Deciding whether to laugh or cry
This family does not descend from witches and ghouls, but the faces they make at each other at the breakfast table every morning are just as dreadful. After making a touching film about an autistic marathon runner, director Jeong Yoon-chul changed his artistic bent to present “Shim’s Family,” an utterly satirical profile of a bizarre Korean nuclear family.
The family members hate each other so much that the characters often cry out that they “embarrass the hell” out of each other ― although it’s hard to figure out who is actually embarrassing whom.
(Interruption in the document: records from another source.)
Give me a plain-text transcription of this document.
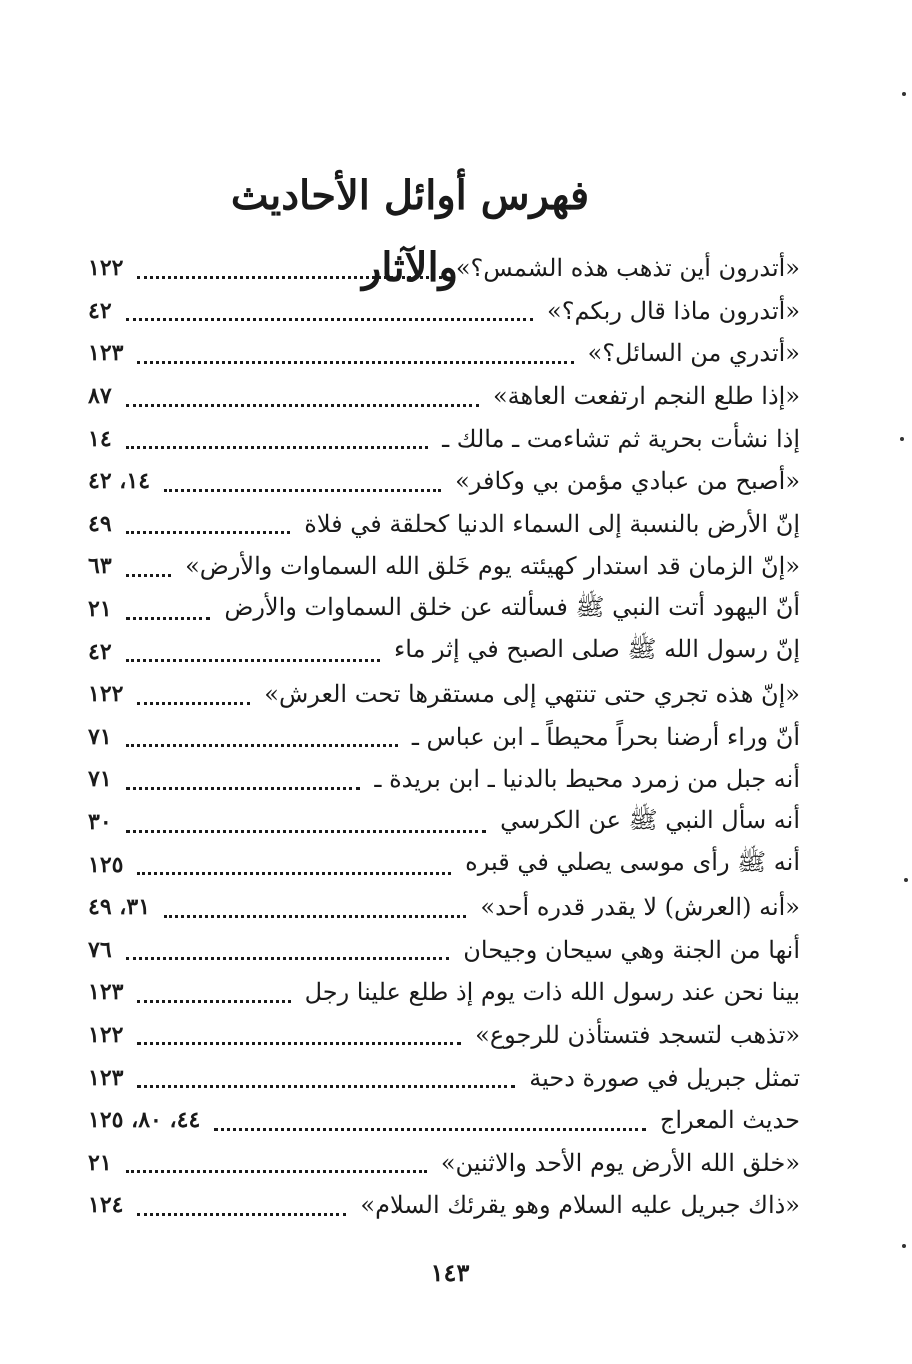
فهرس أوائل الأحاديث والآثار
«أتدرون أين تذهب هذه الشمس؟»
١٢٢
«أتدرون ماذا قال ربكم؟»
٤٢
«أتدري من السائل؟»
١٢٣
«إذا طلع النجم ارتفعت العاهة»
٨٧
إذا نشأت بحرية ثم تشاءمت ـ مالك ـ
١٤
«أصبح من عبادي مؤمن بي وكافر»
١٤، ٤٢
إنّ الأرض بالنسبة إلى السماء الدنيا كحلقة في فلاة
٤٩
«إنّ الزمان قد استدار كهيئته يوم خَلق الله السماوات والأرض»
٦٣
أنّ اليهود أتت النبي ﷺ فسألته عن خلق السماوات والأرض
٢١
إنّ رسول الله ﷺ صلى الصبح في إثر ماء
٤٢
«إنّ هذه تجري حتى تنتهي إلى مستقرها تحت العرش»
١٢٢
أنّ وراء أرضنا بحراً محيطاً ـ ابن عباس ـ
٧١
أنه جبل من زمرد محيط بالدنيا ـ ابن بريدة ـ
٧١
أنه سأل النبي ﷺ عن الكرسي
٣٠
أنه ﷺ رأى موسى يصلي في قبره
١٢٥
«أنه (العرش) لا يقدر قدره أحد»
٣١، ٤٩
أنها من الجنة وهي سيحان وجيحان
٧٦
بينا نحن عند رسول الله ذات يوم إذ طلع علينا رجل
١٢٣
«تذهب لتسجد فتستأذن للرجوع»
١٢٢
تمثل جبريل في صورة دحية
١٢٣
حديث المعراج
٤٤، ٨٠، ١٢٥
«خلق الله الأرض يوم الأحد والاثنين»
٢١
«ذاك جبريل عليه السلام وهو يقرئك السلام»
١٢٤
١٤٣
The tiresome father (played by Cheon Ho-jin) is a boring English teacher who goes to school each day for another pointless exercise in being laughed at. The cranky mother (Moon Hui-kyung) is sick and tired of being treated as a “mere maid” who serves meals to the family. Their weird high school-aged son (Yoo A-in) is deeply in love with a girl involved in wonjo gyoje, or “compensated dating,” where she dates older men for money. Their space-cadet daughter (Hwang Bo-ra) is only happy when she sneaks out of the library to go to the noraebang (singing room).
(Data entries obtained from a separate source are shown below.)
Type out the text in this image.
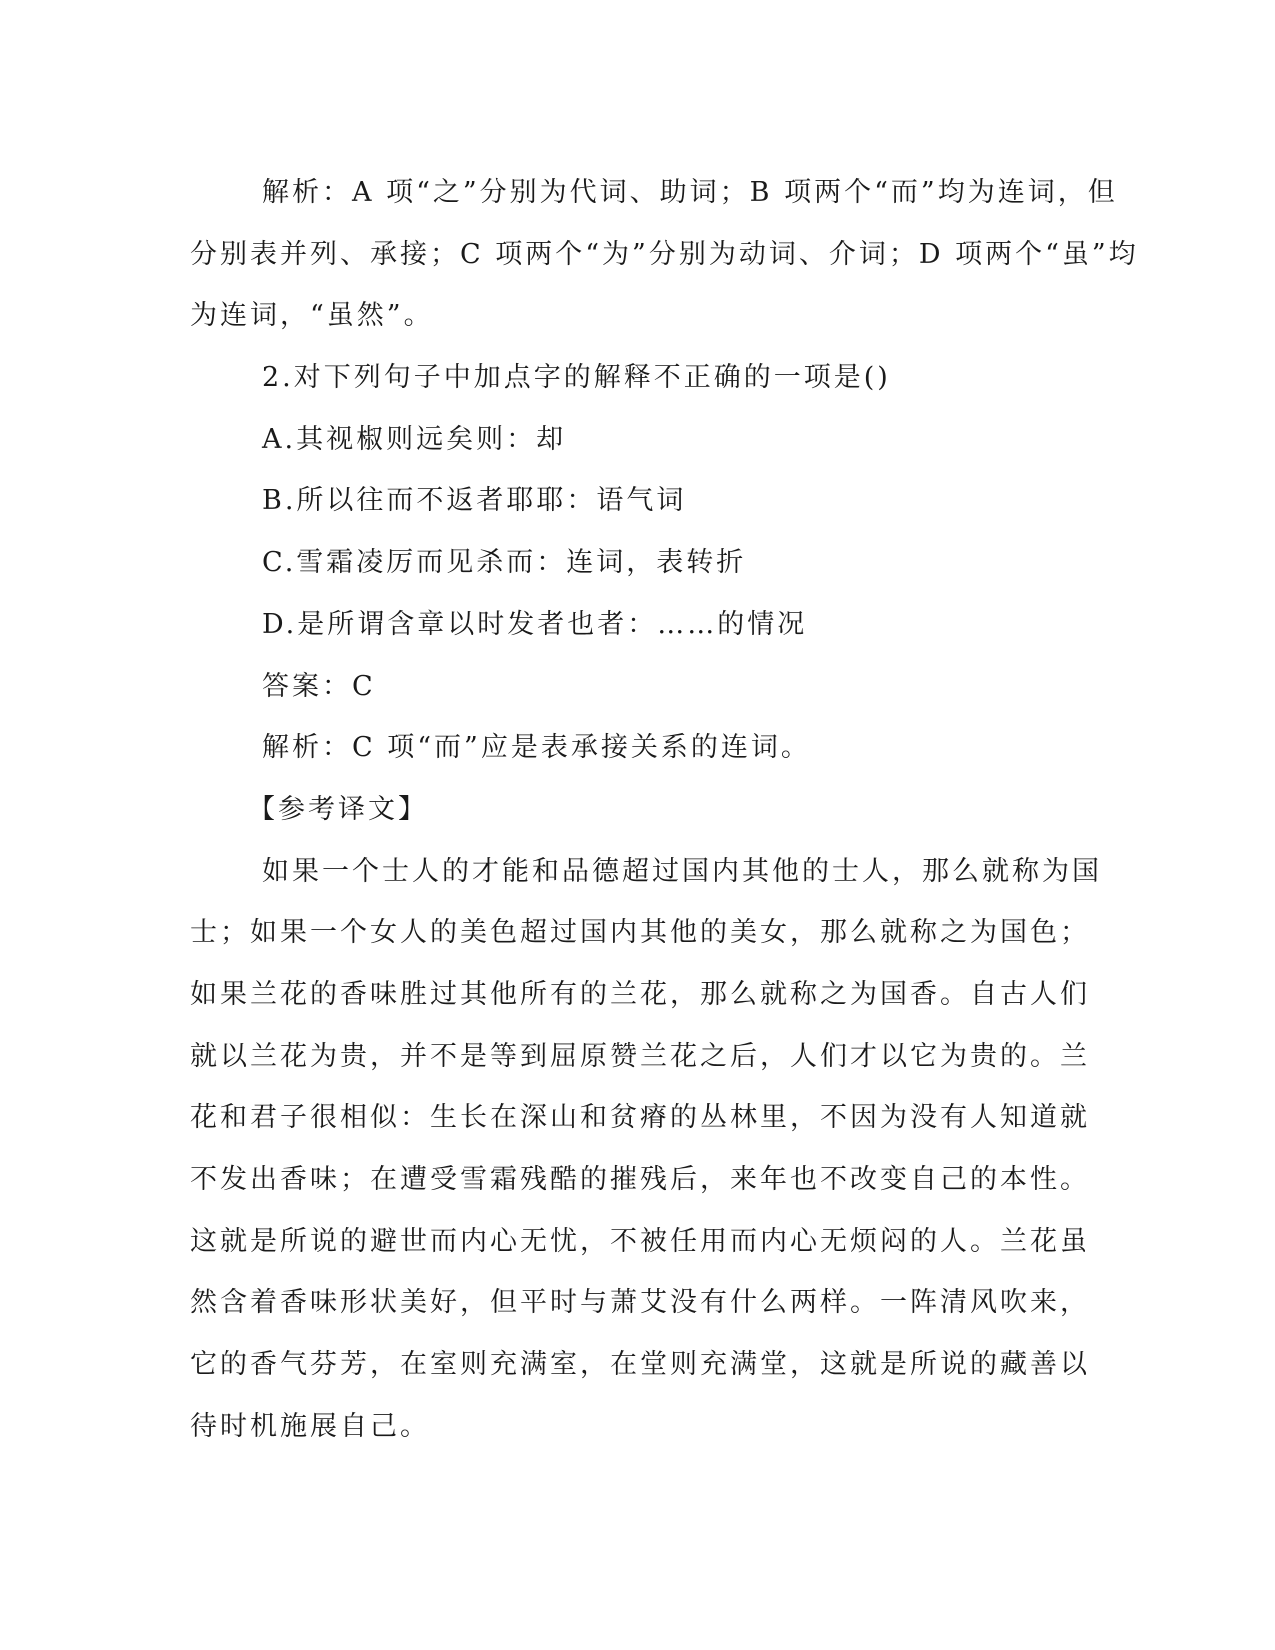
解析：A 项“之”分别为代词、助词；B 项两个“而”均为连词，但
分别表并列、承接；C 项两个“为”分别为动词、介词；D 项两个“虽”均
为连词，“虽然”。
2.对下列句子中加点字的解释不正确的一项是()
A.其视椒则远矣则：却
B.所以往而不返者耶耶：语气词
C.雪霜凌厉而见杀而：连词，表转折
D.是所谓含章以时发者也者：……的情况
答案：C
解析：C 项“而”应是表承接关系的连词。
【参考译文】
如果一个士人的才能和品德超过国内其他的士人，那么就称为国
士；如果一个女人的美色超过国内其他的美女，那么就称之为国色；
如果兰花的香味胜过其他所有的兰花，那么就称之为国香。自古人们
就以兰花为贵，并不是等到屈原赞兰花之后，人们才以它为贵的。兰
花和君子很相似：生长在深山和贫瘠的丛林里，不因为没有人知道就
不发出香味；在遭受雪霜残酷的摧残后，来年也不改变自己的本性。
这就是所说的避世而内心无忧，不被任用而内心无烦闷的人。兰花虽
然含着香味形状美好，但平时与萧艾没有什么两样。一阵清风吹来，
它的香气芬芳，在室则充满室，在堂则充满堂，这就是所说的藏善以
待时机施展自己。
The children’s aunt (Kim Hye-soo) is a jobless couch potato who dreams of becoming an author of fantasy martial arts comic books. The only time the five meet is at the breakfast table, where no one talks. They only sneer at each other in disgust.
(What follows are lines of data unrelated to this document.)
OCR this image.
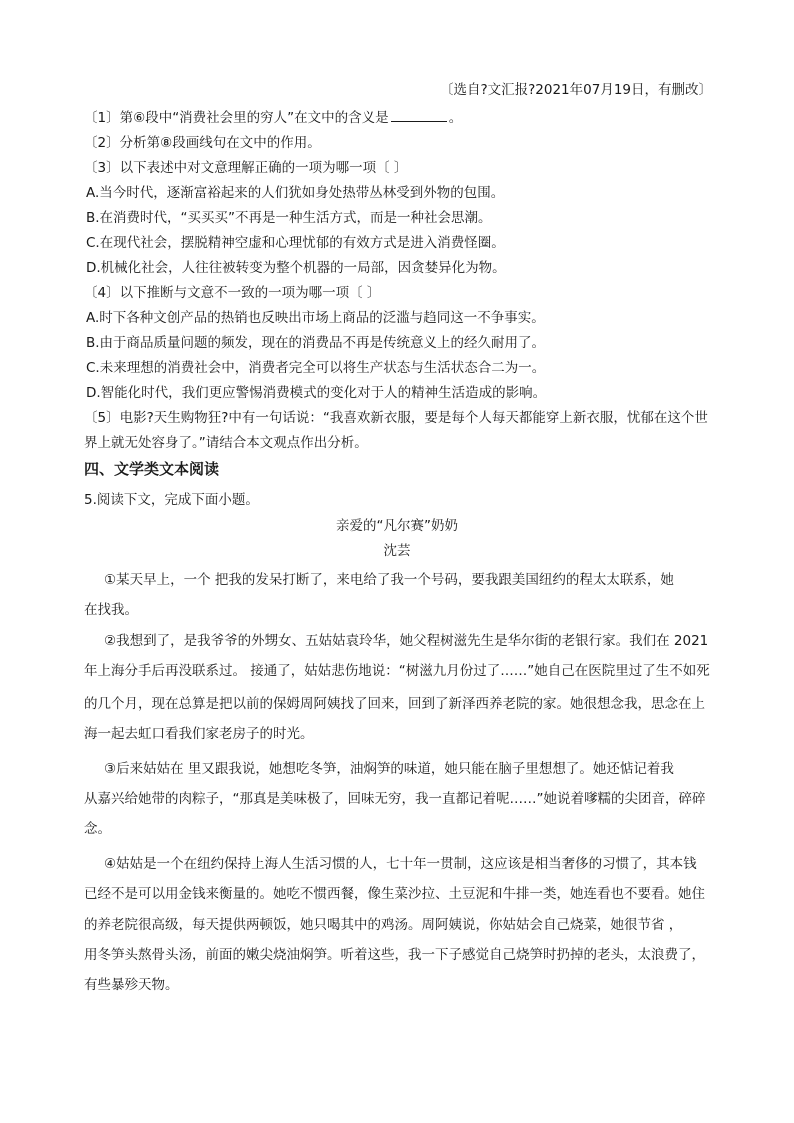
〔选自?文汇报?2021年07月19日，有删改〕
〔1〕第⑥段中“消费社会里的穷人”在文中的含义是	。
〔2〕分析第⑧段画线句在文中的作用。
〔3〕以下表述中对文意理解正确的一项为哪一项〔 〕
A.当今时代，逐渐富裕起来的人们犹如身处热带丛林受到外物的包围。
B.在消费时代，“买买买”不再是一种生活方式，而是一种社会思潮。
C.在现代社会，摆脱精神空虚和心理忧郁的有效方式是进入消费怪圈。
D.机械化社会，人往往被转变为整个机器的一局部，因贪婪异化为物。
〔4〕以下推断与文意不一致的一项为哪一项〔 〕
A.时下各种文创产品的热销也反映出市场上商品的泛滥与趋同这一不争事实。
B.由于商品质量问题的频发，现在的消费品不再是传统意义上的经久耐用了。
C.未来理想的消费社会中，消费者完全可以将生产状态与生活状态合二为一。
D.智能化时代，我们更应警惕消费模式的变化对于人的精神生活造成的影响。
〔5〕电影?天生购物狂?中有一句话说：“我喜欢新衣服，要是每个人每天都能穿上新衣服，忧郁在这个世
界上就无处容身了。”请结合本文观点作出分析。
四、文学类文本阅读
5.阅读下文，完成下面小题。
亲爱的“凡尔赛”奶奶
沈芸
①某天早上，一个 把我的发呆打断了，来电给了我一个号码，要我跟美国纽约的程太太联系，她
在找我。
②我想到了，是我爷爷的外甥女、五姑姑袁玲华，她父程树滋先生是华尔街的老银行家。我们在 2021
年上海分手后再没联系过。 接通了，姑姑悲伤地说：“树滋九月份过了……”她自己在医院里过了生不如死
的几个月，现在总算是把以前的保姆周阿姨找了回来，回到了新泽西养老院的家。她很想念我，思念在上
海一起去虹口看我们家老房子的时光。
③后来姑姑在 里又跟我说，她想吃冬笋，油焖笋的味道，她只能在脑子里想想了。她还惦记着我
从嘉兴给她带的肉粽子，“那真是美味极了，回味无穷，我一直都记着呢……”她说着嗲糯的尖团音，碎碎
念。
④姑姑是一个在纽约保持上海人生活习惯的人，七十年一贯制，这应该是相当奢侈的习惯了，其本钱
已经不是可以用金钱来衡量的。她吃不惯西餐，像生菜沙拉、土豆泥和牛排一类，她连看也不要看。她住
的养老院很高级，每天提供两顿饭，她只喝其中的鸡汤。周阿姨说，你姑姑会自己烧菜，她很节省 ，
用冬笋头熬骨头汤，前面的嫩尖烧油焖笋。听着这些，我一下子感觉自己烧笋时扔掉的老头，太浪费了，
有些暴殄天物。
In the film, there is no unified plot. No one character cares about the others’ business, and each character has an independent story to tell: The son believes he has been a king in a previous incarnation; the mother falls in love with a young part-time noraebang employee; the daughter finds a new love interest in her extra-curricular teacher (Park Hae-il).
The film is not a drama or a comedy. It’s hard to decide whether you should laugh or cry when the mother falls flat on her face on the asphalt while trying to catch her runaway daughter.
One day, the family is forced into interaction when the father is framed (or so he claims) for wonjo gyoje himself with the girl his son loves.
Can the film be too bizarre for a successful public release? The director does not think so.
“I don’t think this movie is too hard to sympathize with,” said Mr. Jeong. He added that he only exaggerated each character’s personality. But he agreed that the film was indeed very different from “Marathon: Running Boy.”
“I would say ‘Marathon’ was like a recipe with plenty of fun and understanding, while this movie is like a recipe in which you can taste more of the raw ingredients. I did not add any artificial dressing for your tastebuds,” he said. “I left the delight of interpretation in the viewer’s hands rather than in the director’s.”